Padre Eustáquio concluiu sua trajetória com janelas abertas para Belo Horizonte. Após tantos ires e vires, foi obediente e humilde, trajando suas surradas e remendadas batinas, enfrentando reprimendas e dissabores por parte de confrades e autoridades eclesiais, mas sempre disponível aos enfermos e pobres – para levar Saúde e Paz – quando lhe era permitido; na ocasião, foi acolhido por dom Antônio dos Santos Cabral (1884-1967), na arquidiocese da capital mineira. Durante os atendimentos em lugares insalubres, foi picado por um carrapato contaminado; após agonizar por quase dez dias, descansou em Deus na juventude de seus 53 anos. Ele passou a vida fazendo o bem e arrebatando os corações para Cristo, pela intercessão de São José e de Nossa Senhora, suas particulares e vigorosas devoções. Em 15 de maio de 2006, a Igreja reconheceu-o oficialmente como Beato, em cerimônia presidida por dom Walmor Oliveira de Azevedo (1954-), atual presidente da Conferência Nacional dos Bispos do Brasil (CNBB), no Estádio Governador Magalhães Pinto (Mineirão), em Belo Horizonte.
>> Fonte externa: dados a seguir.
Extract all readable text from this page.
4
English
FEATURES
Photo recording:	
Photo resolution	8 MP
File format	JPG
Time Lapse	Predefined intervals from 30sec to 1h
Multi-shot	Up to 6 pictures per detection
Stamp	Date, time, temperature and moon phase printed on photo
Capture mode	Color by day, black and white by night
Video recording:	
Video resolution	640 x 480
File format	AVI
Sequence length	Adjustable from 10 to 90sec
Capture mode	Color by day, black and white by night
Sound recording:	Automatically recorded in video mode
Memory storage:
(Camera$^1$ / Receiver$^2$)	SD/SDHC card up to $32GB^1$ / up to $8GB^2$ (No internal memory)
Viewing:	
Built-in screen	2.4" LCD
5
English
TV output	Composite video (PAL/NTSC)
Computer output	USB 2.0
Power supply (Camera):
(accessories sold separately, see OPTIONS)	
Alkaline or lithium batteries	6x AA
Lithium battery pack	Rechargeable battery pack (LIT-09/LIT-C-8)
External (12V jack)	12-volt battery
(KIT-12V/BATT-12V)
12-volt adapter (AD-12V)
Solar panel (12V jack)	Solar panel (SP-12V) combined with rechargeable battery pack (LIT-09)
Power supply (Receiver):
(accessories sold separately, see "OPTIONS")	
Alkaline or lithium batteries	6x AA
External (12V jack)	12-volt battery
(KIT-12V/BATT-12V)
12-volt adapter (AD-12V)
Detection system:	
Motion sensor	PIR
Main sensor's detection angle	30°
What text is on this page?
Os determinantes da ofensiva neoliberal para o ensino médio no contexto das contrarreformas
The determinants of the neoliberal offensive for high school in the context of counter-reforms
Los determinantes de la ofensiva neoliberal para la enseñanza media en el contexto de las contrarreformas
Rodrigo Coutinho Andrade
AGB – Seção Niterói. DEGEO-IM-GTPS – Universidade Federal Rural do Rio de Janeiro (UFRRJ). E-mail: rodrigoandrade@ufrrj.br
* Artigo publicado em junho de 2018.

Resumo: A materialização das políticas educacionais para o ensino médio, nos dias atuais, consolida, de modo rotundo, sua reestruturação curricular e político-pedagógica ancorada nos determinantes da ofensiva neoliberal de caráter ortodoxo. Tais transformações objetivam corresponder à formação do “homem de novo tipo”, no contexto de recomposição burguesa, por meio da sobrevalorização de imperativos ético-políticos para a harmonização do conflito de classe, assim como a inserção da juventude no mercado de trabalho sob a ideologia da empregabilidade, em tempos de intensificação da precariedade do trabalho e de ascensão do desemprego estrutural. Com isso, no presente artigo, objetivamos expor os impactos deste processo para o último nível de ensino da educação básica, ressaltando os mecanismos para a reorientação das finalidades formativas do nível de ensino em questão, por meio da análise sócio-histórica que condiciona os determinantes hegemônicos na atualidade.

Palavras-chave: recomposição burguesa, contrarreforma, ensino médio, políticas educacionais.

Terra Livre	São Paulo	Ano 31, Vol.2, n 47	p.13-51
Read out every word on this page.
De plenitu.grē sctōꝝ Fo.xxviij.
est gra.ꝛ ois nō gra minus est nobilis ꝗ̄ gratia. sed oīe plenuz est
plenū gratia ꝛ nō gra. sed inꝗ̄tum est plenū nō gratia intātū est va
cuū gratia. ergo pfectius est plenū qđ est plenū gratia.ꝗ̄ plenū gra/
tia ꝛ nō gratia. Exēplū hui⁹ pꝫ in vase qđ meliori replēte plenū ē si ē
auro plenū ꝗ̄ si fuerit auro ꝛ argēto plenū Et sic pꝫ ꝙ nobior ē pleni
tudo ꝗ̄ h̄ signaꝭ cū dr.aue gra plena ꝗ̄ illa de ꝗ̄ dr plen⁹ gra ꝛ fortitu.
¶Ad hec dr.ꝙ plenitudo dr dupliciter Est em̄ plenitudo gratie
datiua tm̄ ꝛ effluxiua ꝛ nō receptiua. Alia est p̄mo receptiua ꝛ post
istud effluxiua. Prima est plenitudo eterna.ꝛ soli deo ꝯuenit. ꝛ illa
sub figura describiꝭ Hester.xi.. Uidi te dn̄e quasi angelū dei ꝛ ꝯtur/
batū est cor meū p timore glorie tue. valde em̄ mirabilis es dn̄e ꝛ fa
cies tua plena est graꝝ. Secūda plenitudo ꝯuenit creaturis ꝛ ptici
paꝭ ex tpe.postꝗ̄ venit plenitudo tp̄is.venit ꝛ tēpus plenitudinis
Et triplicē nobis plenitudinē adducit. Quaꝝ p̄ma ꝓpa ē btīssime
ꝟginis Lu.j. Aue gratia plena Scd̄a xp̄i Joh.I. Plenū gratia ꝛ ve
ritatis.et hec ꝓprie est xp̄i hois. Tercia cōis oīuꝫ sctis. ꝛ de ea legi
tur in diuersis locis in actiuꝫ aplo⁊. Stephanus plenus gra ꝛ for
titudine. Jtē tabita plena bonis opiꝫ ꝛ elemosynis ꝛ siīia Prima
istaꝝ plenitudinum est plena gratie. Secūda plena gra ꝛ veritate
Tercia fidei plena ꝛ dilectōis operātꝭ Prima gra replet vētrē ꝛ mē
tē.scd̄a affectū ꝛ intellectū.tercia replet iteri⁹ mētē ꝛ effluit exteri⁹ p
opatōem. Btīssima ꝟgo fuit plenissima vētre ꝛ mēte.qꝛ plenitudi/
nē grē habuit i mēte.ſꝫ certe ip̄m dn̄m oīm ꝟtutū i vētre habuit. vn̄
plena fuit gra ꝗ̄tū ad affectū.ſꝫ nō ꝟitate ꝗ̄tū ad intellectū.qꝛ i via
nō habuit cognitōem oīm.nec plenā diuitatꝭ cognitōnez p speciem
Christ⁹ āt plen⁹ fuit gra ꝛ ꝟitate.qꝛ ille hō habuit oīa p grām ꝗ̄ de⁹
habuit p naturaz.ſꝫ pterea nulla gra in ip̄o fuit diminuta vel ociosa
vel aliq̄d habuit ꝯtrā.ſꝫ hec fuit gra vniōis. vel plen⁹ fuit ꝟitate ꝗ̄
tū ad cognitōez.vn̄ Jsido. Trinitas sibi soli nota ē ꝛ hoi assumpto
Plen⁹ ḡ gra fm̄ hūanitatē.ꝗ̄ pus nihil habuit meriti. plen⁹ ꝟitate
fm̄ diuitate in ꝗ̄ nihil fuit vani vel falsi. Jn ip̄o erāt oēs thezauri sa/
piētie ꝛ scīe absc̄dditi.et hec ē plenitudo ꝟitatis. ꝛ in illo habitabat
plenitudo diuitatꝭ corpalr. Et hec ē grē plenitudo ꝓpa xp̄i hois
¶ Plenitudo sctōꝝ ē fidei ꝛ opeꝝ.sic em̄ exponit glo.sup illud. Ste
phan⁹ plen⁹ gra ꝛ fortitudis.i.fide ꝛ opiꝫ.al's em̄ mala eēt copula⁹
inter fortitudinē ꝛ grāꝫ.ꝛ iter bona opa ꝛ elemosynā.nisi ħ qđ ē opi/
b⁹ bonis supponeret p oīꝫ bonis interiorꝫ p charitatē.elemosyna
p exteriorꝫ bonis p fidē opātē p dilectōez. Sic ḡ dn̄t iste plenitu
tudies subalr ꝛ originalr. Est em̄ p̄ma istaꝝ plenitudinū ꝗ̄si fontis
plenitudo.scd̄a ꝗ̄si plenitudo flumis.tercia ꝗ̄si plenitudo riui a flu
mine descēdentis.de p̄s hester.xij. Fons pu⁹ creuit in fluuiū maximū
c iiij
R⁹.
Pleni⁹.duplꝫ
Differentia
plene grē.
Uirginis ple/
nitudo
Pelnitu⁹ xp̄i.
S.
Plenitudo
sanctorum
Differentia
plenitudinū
Janelas abertas. Assim podemos resumir a vida da Testemunha do Reino deste mês. Janelas abertas para amar a Deus. Janelas abertas para os empobrecidos, os enfermos, os sofredores. Janelas abertas para a humildade, a obediência, o atendimento ao chamado vocacional, à missão, às devoções populares. Janelas abertas que vislumbram uma multidão de necessitados do corpo e da alma, ricos e pobres, que anseiam por quem lhes transmita ao menos um pouco do amor misericordioso de Jesus. Janelas, olhos, ouvidos, mentes, corações, braços, pés, abertos e em movimento para acolher os preferidos de Deus. Para o bem deles, a alegria do amantíssimo Beato Padre Eustáquio e a exultação de Cristo, abramos os nossos!
Notas
1 Mensagem de Sua Santidade Papa Francisco para o XXXI Dia Mundial do Doente. Roma, 10 jan. 2023.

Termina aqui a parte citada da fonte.